Los profetas ya habían hablado de la venida del Espíritu Santo: “Os daré corazón nuevo, y pondré espíritu nuevo dentro de vosotros; y quitaré de vuestra carne el corazón de piedra, y os daré un corazón de carne, Y pondré dentro de vosotros mi Espíritu, y haré que andéis en mis estatutos, y guardéis mis preceptos, y los pongáis por obra” (Ez. 36:26, 27). Ningún reino de hombres no regenerados, no importa qué clase de gobierno sea, puede funcionar con la justicia de Dios. El Reino de Dios solo pude estar compuesto de hombres que han recibido el Espíritu Santo. Así que Jesús mandó a los discípulos que no se fuesen de Jerusalén, sino que esperasen la venida del Espíritu Santo con el cual serían sus testigos por todo el mundo y edificarían el reino de Dios: “Recibiréis poder, cuando haya venido sobre vosotros el Espíritu Santo, y me seréis testigos en Jerusalén, en toda Judea, en Samaria, y hasta lo último de la tierra” (1:8). Con esto dicho, el Señor Jesús volvió al cielo dejando a los discípulos anonadados, mirando al cielo por donde había desaparecido de su vista: “Y habiendo dicho estas cosas, viéndolo ellos, fue alzado, y le recibió una nube que le ocultó de sus ojos” (1:9). Así perdieron al Hombre que les había llamado hacía tres años para ser pescadores de hombres, oyendo su última instrucción de esperar en Jerusalén la venida del Espíritu Santo quien les potenciaría a llenar sus redes con gente de todo el mundo para formar su reino. Jesús ya había redimido a Israel. Ahora el Espíritu Santo los usaría a ellos para proclamarlo, regeneraría a los que lo creyeron, y los incorporaría en el Reino. La obra de Cristo en la tierra había terminado. Ahora comenzaría la obra del Espíritu Santo, obra que continuaría hasta que Jesús volviera, y entonces restauraría el Reino a Israel.

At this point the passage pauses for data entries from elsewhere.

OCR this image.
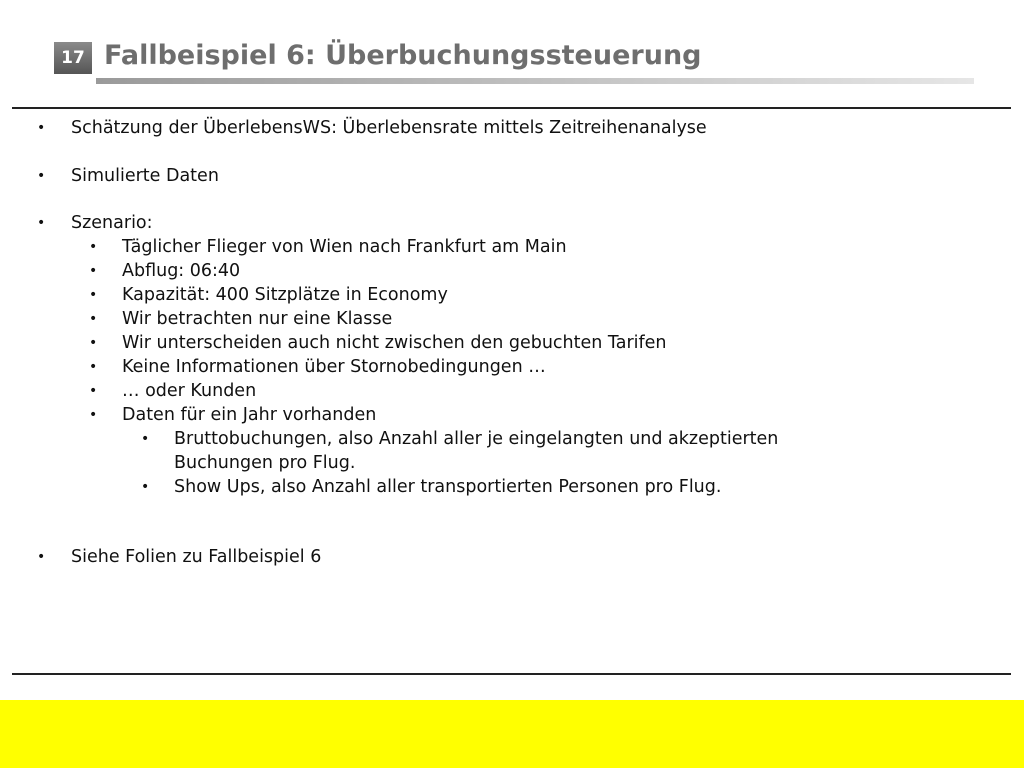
17 Fallbeispiel 6: Überbuchungssteuerung
• Schätzung der ÜberlebensWS: Überlebensrate mittels Zeitreihenanalyse
• Simulierte Daten
• Szenario:
• Täglicher Flieger von Wien nach Frankfurt am Main
• Abflug: 06:40
• Kapazität: 400 Sitzplätze in Economy
• Wir betrachten nur eine Klasse
• Wir unterscheiden auch nicht zwischen den gebuchten Tarifen
• Keine Informationen über Stornobedingungen …
• … oder Kunden
• Daten für ein Jahr vorhanden
• Bruttobuchungen, also Anzahl aller je eingelangten und akzeptierten
Buchungen pro Flug.
• Show Ups, also Anzahl aller transportierten Personen pro Flug.
• Siehe Folien zu Fallbeispiel 6
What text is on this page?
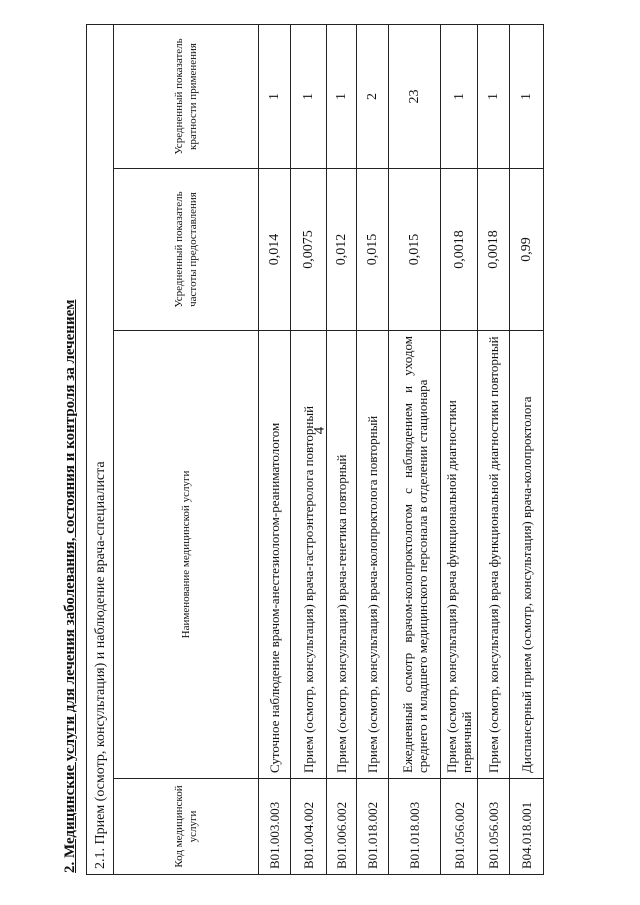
4
2. Медицинские услуги для лечения заболевания, состояния и контроля за лечением	2.1. Прием (осмотр, консультация) и наблюдение врача-специалиста			
Код медицинской услуги	Наименование медицинской услуги	Усредненный показатель частоты предоставления	Усредненный показатель кратности применения
B01.003.003	Суточное наблюдение врачом-анестезиологом-реаниматологом	0,014	1
B01.004.002	Прием (осмотр, консультация) врача-гастроэнтеролога повторный	0,0075	1
B01.006.002	Прием (осмотр, консультация) врача-генетика повторный	0,012	1
B01.018.002	Прием (осмотр, консультация) врача-колопроктолога повторный	0,015	2
B01.018.003	Ежедневный осмотр врачом-колопроктологом с наблюдением и уходом среднего и младшего медицинского персонала в отделении стационара	0,015	23
B01.056.002	Прием (осмотр, консультация) врача функциональной диагностики первичный	0,0018	1
B01.056.003	Прием (осмотр, консультация) врача функциональной диагностики повторный	0,0018	1
B04.018.001	Диспансерный прием (осмотр, консультация) врача-колопроктолога	0,99	1
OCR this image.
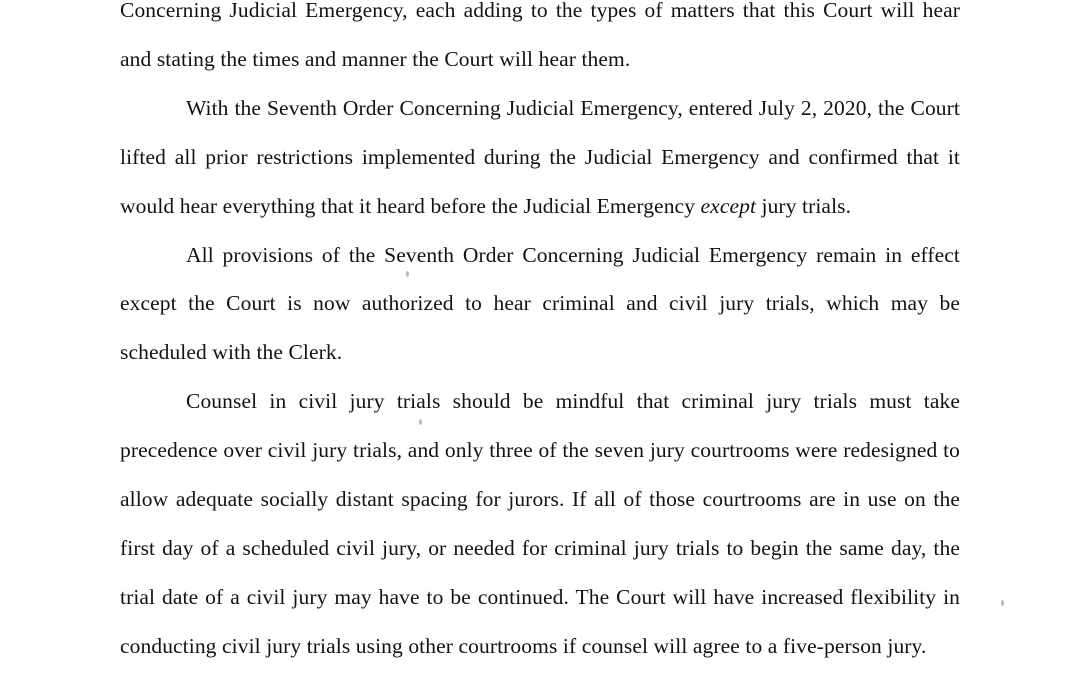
Concerning Judicial Emergency, each adding to the types of matters that this Court will hear and stating the times and manner the Court will hear them.

With the Seventh Order Concerning Judicial Emergency, entered July 2, 2020, the Court lifted all prior restrictions implemented during the Judicial Emergency and confirmed that it would hear everything that it heard before the Judicial Emergency except jury trials.

All provisions of the Seventh Order Concerning Judicial Emergency remain in effect except the Court is now authorized to hear criminal and civil jury trials, which may be scheduled with the Clerk.

Counsel in civil jury trials should be mindful that criminal jury trials must take precedence over civil jury trials, and only three of the seven jury courtrooms were redesigned to allow adequate socially distant spacing for jurors. If all of those courtrooms are in use on the first day of a scheduled civil jury, or needed for criminal jury trials to begin the same day, the trial date of a civil jury may have to be continued. The Court will have increased flexibility in conducting civil jury trials using other courtrooms if counsel will agree to a five-person jury.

“Y estando ellos con los ojos puestos en el cielo, entre tanto que él se iba, he aquí se pusieron junto a ellos dos varones con vestiduras blancas, los cuales también les dijeron: Varones galileos, ¿por qué estáis mirando al cielo? Este mismo Jesús, que ha sido tomado de vosotros al cielo, así vendrá como le habéis visto ir al cielo” (1:11). Así que volvieron a Jerusalén Pedro, Andrés, Jacobo, Juan, Felipe, Bartolomé, Tomás, Mateo, Jacobo, Tadeo y Simón a esperar la venida del Espíritu Santo con el cual pondrían el mundo al revés con el Evangelio del Reino de Dios.